Un contrat de bail avait également été conclu le 2 juin 2017 entre l’OPH Habitat 70 et M. [W] [T] concernant un garage n°136 sis [Adresse 5] [Localité 3] pour un loyer mensuel de 34,67 euros.
Un état des lieux de sortie du garage n°136 a été établi entre les parties le 19 juin 2025.
Des loyers étant demeurés impayés, l’OPH Habitat 70 a fait signifier un commandement de payer visant la clause résolutoire le 5 mai 2025.

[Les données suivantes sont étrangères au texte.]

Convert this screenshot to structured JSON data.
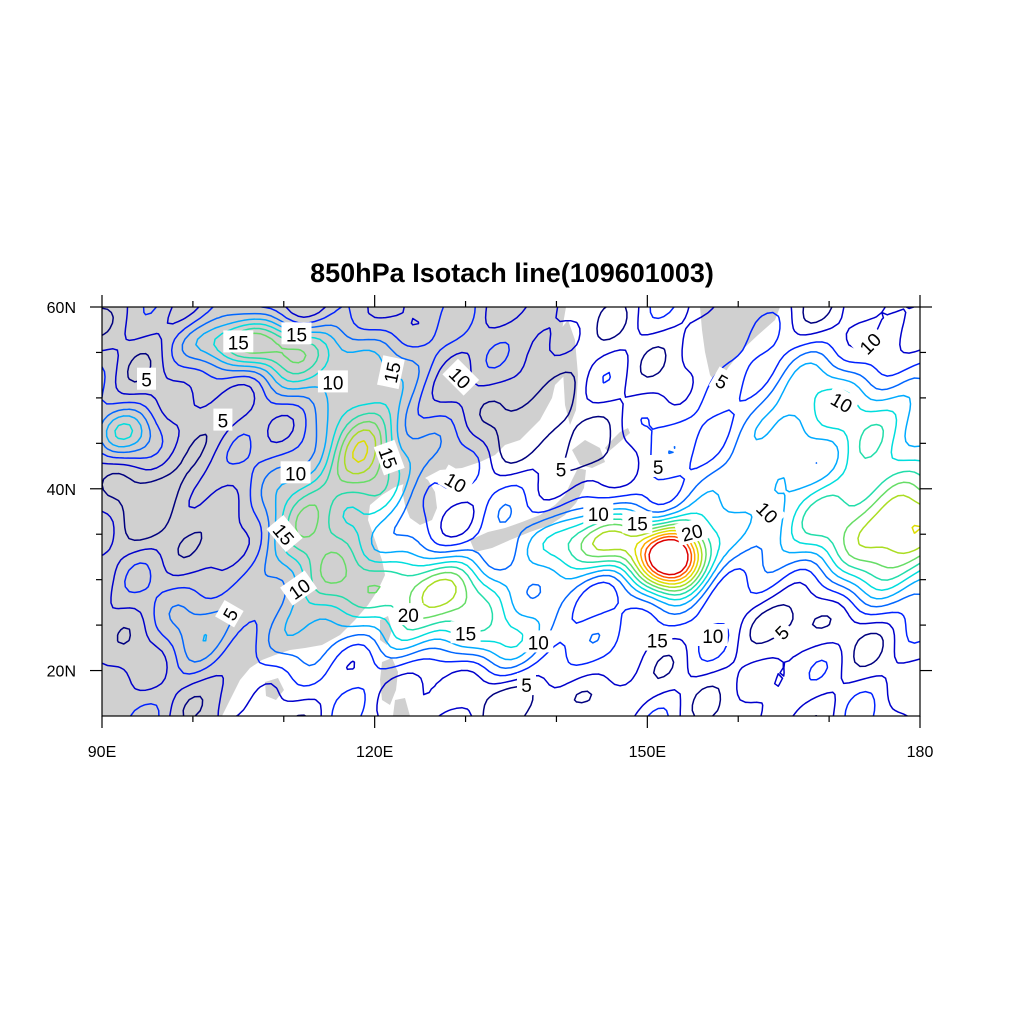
{
  "title": "850hPa Isotach line(109601003)",
  "map": {
    "lon_range": [
      90,
      180
    ],
    "lat_range": [
      15,
      60
    ],
    "land_color": "#d0d0d0",
    "ocean_color": "#ffffff",
    "x_ticks": [
      {
        "value": 90,
        "label": "90E"
      },
      {
        "value": 120,
        "label": "120E"
      },
      {
        "value": 150,
        "label": "150E"
      },
      {
        "value": 180,
        "label": "180"
      }
    ],
    "y_ticks": [
      {
        "value": 20,
        "label": "20N"
      },
      {
        "value": 40,
        "label": "40N"
      },
      {
        "value": 60,
        "label": "60N"
      }
    ],
    "x_minor_ticks": [
      100,
      110,
      130,
      140,
      160,
      170
    ],
    "y_minor_ticks": [
      25,
      30,
      35,
      45,
      50,
      55
    ]
  },
  "contour_levels": [
    {
      "value": 2,
      "color": "#00007f"
    },
    {
      "value": 4,
      "color": "#0000cc"
    },
    {
      "value": 6,
      "color": "#0022ff"
    },
    {
      "value": 8,
      "color": "#0066ff"
    },
    {
      "value": 10,
      "color": "#00aaff"
    },
    {
      "value": 12,
      "color": "#00dddd"
    },
    {
      "value": 14,
      "color": "#22ddaa"
    },
    {
      "value": 16,
      "color": "#66dd66"
    },
    {
      "value": 18,
      "color": "#aadd22"
    },
    {
      "value": 20,
      "color": "#dddd00"
    },
    {
      "value": 22,
      "color": "#ffaa00"
    },
    {
      "value": 24,
      "color": "#ff5500"
    },
    {
      "value": 26,
      "color": "#dd0000"
    }
  ],
  "contour_labels": [
    {
      "text": "15",
      "lon": 105.0,
      "lat": 56.1,
      "angle": 0
    },
    {
      "text": "15",
      "lon": 111.4,
      "lat": 57.0,
      "angle": 0
    },
    {
      "text": "15",
      "lon": 121.9,
      "lat": 52.8,
      "angle": -78
    },
    {
      "text": "5",
      "lon": 94.9,
      "lat": 52.0,
      "angle": 0
    },
    {
      "text": "10",
      "lon": 115.4,
      "lat": 51.7,
      "angle": 0
    },
    {
      "text": "10",
      "lon": 129.4,
      "lat": 52.2,
      "angle": 45
    },
    {
      "text": "5",
      "lon": 103.3,
      "lat": 47.5,
      "angle": 0
    },
    {
      "text": "15",
      "lon": 121.5,
      "lat": 43.4,
      "angle": 70
    },
    {
      "text": "10",
      "lon": 111.3,
      "lat": 41.7,
      "angle": 0
    },
    {
      "text": "10",
      "lon": 128.9,
      "lat": 40.7,
      "angle": 30
    },
    {
      "text": "5",
      "lon": 140.5,
      "lat": 42.1,
      "angle": 0
    },
    {
      "text": "5",
      "lon": 151.2,
      "lat": 42.4,
      "angle": 0
    },
    {
      "text": "10",
      "lon": 144.6,
      "lat": 37.2,
      "angle": 0
    },
    {
      "text": "15",
      "lon": 148.9,
      "lat": 36.2,
      "angle": 0
    },
    {
      "text": "20",
      "lon": 154.9,
      "lat": 35.2,
      "angle": -15
    },
    {
      "text": "15",
      "lon": 110.0,
      "lat": 35.0,
      "angle": 50
    },
    {
      "text": "10",
      "lon": 111.7,
      "lat": 29.0,
      "angle": -35
    },
    {
      "text": "5",
      "lon": 104.1,
      "lat": 26.2,
      "angle": -60
    },
    {
      "text": "20",
      "lon": 123.7,
      "lat": 26.1,
      "angle": 0
    },
    {
      "text": "15",
      "lon": 130.0,
      "lat": 24.1,
      "angle": 0
    },
    {
      "text": "10",
      "lon": 138.0,
      "lat": 23.1,
      "angle": 0
    },
    {
      "text": "15",
      "lon": 151.1,
      "lat": 23.3,
      "angle": 0
    },
    {
      "text": "10",
      "lon": 157.2,
      "lat": 23.8,
      "angle": 0
    },
    {
      "text": "5",
      "lon": 164.8,
      "lat": 24.2,
      "angle": -45
    },
    {
      "text": "5",
      "lon": 136.7,
      "lat": 18.4,
      "angle": 0
    },
    {
      "text": "10",
      "lon": 174.5,
      "lat": 56.0,
      "angle": -45
    },
    {
      "text": "5",
      "lon": 158.2,
      "lat": 51.8,
      "angle": 30
    },
    {
      "text": "10",
      "lon": 171.4,
      "lat": 49.5,
      "angle": 30
    },
    {
      "text": "10",
      "lon": 163.2,
      "lat": 37.4,
      "angle": 45
    }
  ]
}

L’OPH Habitat 70 a ensuite fait assigner M. [W] [T] et Mme [Q] [G] [T] devant le juge des contentieux de la protection du tribunal judiciaire de Vesoul par acte de commissaire de justice du 19 août 2025 aux fins de voir:
— constater l’acquisition de la clause résolutoire à la date du 6 juillet 2025;
— ordonner l’expulsion de M. [W] [T] et Mme [Q] [G] [T] du logement et du garage;
— condamner solidairement M. [W] [T] et Mme [Q] [G] [T] au paiement de la somme de 1 949,30 euros au titre des loyers et charges impayés arrétés au 30 juin 2025, outre les intérêts légaux à compter de la présente assignation;
— condamner solidairement M. [W] [T] et Mme [Q] [G] [T] au paiement d’une indemnité mensuelle d’occupation à compter de la résiliation du bail et jusqu’à complète libération des lieux, fixée au montant actuel du loyer et des charges;
— condamner solidairmement M. [W] [T] et Mme [Q] [G] [T] au paiement de la somme de 150,00 euros au titre de l’article 700 du code de procédure civile;
— condamner solidairement M. [W] [T] et Mme [Q] [G] [T] aux entiers dépens qui comprendront le coût du commandement de payer, de la notification à la CCAPEX, et de l’assignation.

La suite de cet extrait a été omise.